O PERDÃO VERDADEIRO PARA A UNIDADE VERDADEIRA
Destino-me, com
amor, aos meus filhos
e aos que se
dispersaram do rebanho.
Aos que são líderes
de cismas
e aos que foram
levados para longe.
1. Deus é uno e
nós, semelhantes a Ele, somos chamados também a uma unidade. Nesse sentido, por
rumores de rompimentos e evasões de padres da nossa comunidade, parece-me
importante lhes escrever esta pequena carta sobre a unidade cristã. Sabemos que
muitas pessoas não estão aqui por serviço, mas por carreira, e por causa disso,
quando não sobem na vida por seus crimes (cf. Sl 51,9), tentam se elevar
separando-se do eixo evangelizador de nossa comunidade. Já houve muitos
problemas de cismas em nossa comunidade e, por esse motivo, temos autoridade
para falar dessas infrações com zelo e caridade. E, por tal caridade, resolvo falar-vos
e tratar convosco sobre a natureza do cisma e o motivo de tal incidência.
2. Esta carta está
endereçada aos membros de nossa comunidade, aos que estão em comunidades que
foram criadas a partir de um cisma e para aquelas pessoas que estão “em cima do
muro” – convidadas a sair de uma para entrar em outra. Além disso, esta carta
também terá um certo teor filosófico. Iremos pensar e argumentar sobre o cisma
a fim de resolver os problemas de forma lógica. Serão apresentadas as questões,
depois os problemas advindos delas, consequentemente a argumentação da verdade
e, por fim, a resolução do problema.
3. Em primeiro
lugar, antes de iniciar toda a argumentação sobre o caso, devo conceituar o que
é cisma. Apoiando-se então no que ensinou tantos papas da Igreja no mundo real,
cisma é aquela separação de homens que, ainda que
mantenham a fé intacta, recusam a obediência ao Sumo Pontífice e se separam da
unidade da Igreja[1].
PARTE
I
A NATUREZA
4. No primeiro
momento, discutamos sobre a natureza do cisma. Descubramos o que move esta
incidência e o que faz com que ela não seja a melhor opção perante as
dificuldades que enfrentamos.
5. Primeira questão: Se
somos todos católicos porque é um mal a separação de comunidades, sendo que
continuaremos afirmando a nossa religião católica? – Sabemos que todos os que estão aqui no propósito de fazerem
apostolados e comunidades são católicos (e isso não podemos negar). No entanto,
a questão não advém das comunidades em si, mas da motivação que leva ao
cisma como uma “criação de nova comunidade”.
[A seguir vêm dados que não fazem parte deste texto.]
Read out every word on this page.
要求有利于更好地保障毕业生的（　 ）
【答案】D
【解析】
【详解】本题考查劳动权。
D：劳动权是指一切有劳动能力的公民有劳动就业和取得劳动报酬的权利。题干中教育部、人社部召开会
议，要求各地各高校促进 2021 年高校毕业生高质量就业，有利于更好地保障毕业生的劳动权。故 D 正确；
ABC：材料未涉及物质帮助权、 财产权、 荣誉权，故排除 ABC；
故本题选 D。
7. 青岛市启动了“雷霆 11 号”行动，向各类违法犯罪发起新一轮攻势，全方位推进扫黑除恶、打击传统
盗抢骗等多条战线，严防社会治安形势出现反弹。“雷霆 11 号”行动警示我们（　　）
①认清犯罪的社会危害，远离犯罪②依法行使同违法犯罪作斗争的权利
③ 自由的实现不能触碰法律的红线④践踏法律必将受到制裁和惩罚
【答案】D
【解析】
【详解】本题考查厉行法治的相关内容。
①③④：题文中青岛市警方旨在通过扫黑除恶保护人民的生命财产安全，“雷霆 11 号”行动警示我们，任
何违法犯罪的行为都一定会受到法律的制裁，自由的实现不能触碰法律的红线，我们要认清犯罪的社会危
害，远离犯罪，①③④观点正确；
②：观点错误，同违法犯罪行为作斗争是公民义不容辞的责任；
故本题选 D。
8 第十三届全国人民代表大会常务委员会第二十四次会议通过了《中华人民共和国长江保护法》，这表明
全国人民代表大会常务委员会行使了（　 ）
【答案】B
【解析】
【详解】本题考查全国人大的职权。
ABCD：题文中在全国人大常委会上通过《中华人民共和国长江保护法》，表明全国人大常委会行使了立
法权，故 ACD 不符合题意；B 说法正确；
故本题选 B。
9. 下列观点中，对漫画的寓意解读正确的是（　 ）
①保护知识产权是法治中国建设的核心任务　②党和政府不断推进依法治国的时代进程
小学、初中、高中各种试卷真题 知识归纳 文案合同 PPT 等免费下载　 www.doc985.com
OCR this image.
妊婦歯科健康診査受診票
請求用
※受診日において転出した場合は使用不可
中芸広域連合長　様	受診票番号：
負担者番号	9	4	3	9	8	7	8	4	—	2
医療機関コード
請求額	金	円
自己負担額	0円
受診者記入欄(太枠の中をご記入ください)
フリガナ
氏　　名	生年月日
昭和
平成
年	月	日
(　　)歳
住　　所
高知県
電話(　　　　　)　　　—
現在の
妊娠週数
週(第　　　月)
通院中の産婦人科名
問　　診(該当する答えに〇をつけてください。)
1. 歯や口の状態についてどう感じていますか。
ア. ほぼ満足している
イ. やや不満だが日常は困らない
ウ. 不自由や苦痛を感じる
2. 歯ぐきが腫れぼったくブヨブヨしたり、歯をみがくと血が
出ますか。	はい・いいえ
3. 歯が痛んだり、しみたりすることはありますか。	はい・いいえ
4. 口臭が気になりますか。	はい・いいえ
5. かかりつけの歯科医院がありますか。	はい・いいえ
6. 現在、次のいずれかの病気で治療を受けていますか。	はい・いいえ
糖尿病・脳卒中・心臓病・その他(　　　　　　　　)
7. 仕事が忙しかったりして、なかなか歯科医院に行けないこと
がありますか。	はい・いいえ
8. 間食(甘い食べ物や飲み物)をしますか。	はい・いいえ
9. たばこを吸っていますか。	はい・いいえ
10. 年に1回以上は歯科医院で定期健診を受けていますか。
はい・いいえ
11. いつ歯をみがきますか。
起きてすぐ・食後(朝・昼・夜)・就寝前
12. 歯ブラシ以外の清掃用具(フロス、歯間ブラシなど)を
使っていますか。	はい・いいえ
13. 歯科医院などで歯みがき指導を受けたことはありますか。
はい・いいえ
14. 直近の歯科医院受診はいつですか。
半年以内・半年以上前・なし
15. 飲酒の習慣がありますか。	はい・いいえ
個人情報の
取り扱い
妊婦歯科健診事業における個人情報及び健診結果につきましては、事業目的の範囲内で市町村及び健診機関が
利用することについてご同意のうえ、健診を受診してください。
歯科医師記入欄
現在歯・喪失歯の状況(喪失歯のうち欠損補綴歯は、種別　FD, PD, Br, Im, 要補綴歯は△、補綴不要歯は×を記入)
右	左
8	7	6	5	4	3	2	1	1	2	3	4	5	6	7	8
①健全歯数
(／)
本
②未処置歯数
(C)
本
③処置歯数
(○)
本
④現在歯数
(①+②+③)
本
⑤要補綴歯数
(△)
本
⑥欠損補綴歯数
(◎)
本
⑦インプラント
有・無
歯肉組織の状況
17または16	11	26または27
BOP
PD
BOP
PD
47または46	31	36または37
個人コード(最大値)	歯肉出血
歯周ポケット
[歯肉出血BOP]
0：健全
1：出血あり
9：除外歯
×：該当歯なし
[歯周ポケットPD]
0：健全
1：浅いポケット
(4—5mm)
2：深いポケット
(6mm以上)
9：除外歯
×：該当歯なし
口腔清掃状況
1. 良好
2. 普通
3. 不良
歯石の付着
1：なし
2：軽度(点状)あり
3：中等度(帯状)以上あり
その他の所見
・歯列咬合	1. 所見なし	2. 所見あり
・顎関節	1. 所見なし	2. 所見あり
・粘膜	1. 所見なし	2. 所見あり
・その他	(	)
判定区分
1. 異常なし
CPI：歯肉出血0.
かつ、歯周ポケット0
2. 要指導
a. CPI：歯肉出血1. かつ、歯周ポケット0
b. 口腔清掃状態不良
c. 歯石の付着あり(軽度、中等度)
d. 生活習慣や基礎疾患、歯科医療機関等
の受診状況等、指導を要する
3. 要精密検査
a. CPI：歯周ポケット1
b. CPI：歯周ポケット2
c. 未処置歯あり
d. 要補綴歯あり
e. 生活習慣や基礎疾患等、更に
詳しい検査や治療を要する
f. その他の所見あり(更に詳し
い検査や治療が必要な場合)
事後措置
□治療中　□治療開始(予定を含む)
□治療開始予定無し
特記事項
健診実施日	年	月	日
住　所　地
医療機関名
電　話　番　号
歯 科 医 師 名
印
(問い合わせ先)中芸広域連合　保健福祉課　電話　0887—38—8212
7. Primeiro problema: A motivação. O maior problema na natureza do
cisma advém de sua motivação. Ou seja, o que leva um grupo a cismar,
engendrando outra comunidade ou apostolado. Dentre as motivações, a mais decorrente
é a busca por um reconhecimento que não chegou a existir. Porque seus trabalhos
não foram reconhecidos pelo bispo diocesano ou outro superior, alguns podem
pensar em se separar da comunidade. Outra motivação é a busca por cargos mais
elevados na hierarquia da comunidade, que é também, de certa forma,
influenciada pela primeira motivação. Uma outra motivação são as intrigas ou
discussões dentro do ambiente da comunidade, que fazem com que muitos pensem
que o melhor caminho é juntar os mais próximos e fazer, com eles, outra
comunidade que seria uma “utopia de paz e amizade”. No entanto, não podemos nos
esquecer que há outros que não tem motivações, mas são levados a acreditar no
cisma como uma solução por uma argumentação sutil, mas maléfica. Lembrem-se que
o que faz um ato ser pecado está intimamente ligado à intenção. Nesse sentido,
os membros da comunidade que fazem e planejam os cismas são os verdadeiros infratores
do erro. Aqueles que entram noutras comunidades sem o conhecimento de que foram
advindas d’algum cisma, não incorrem no mesmo erro.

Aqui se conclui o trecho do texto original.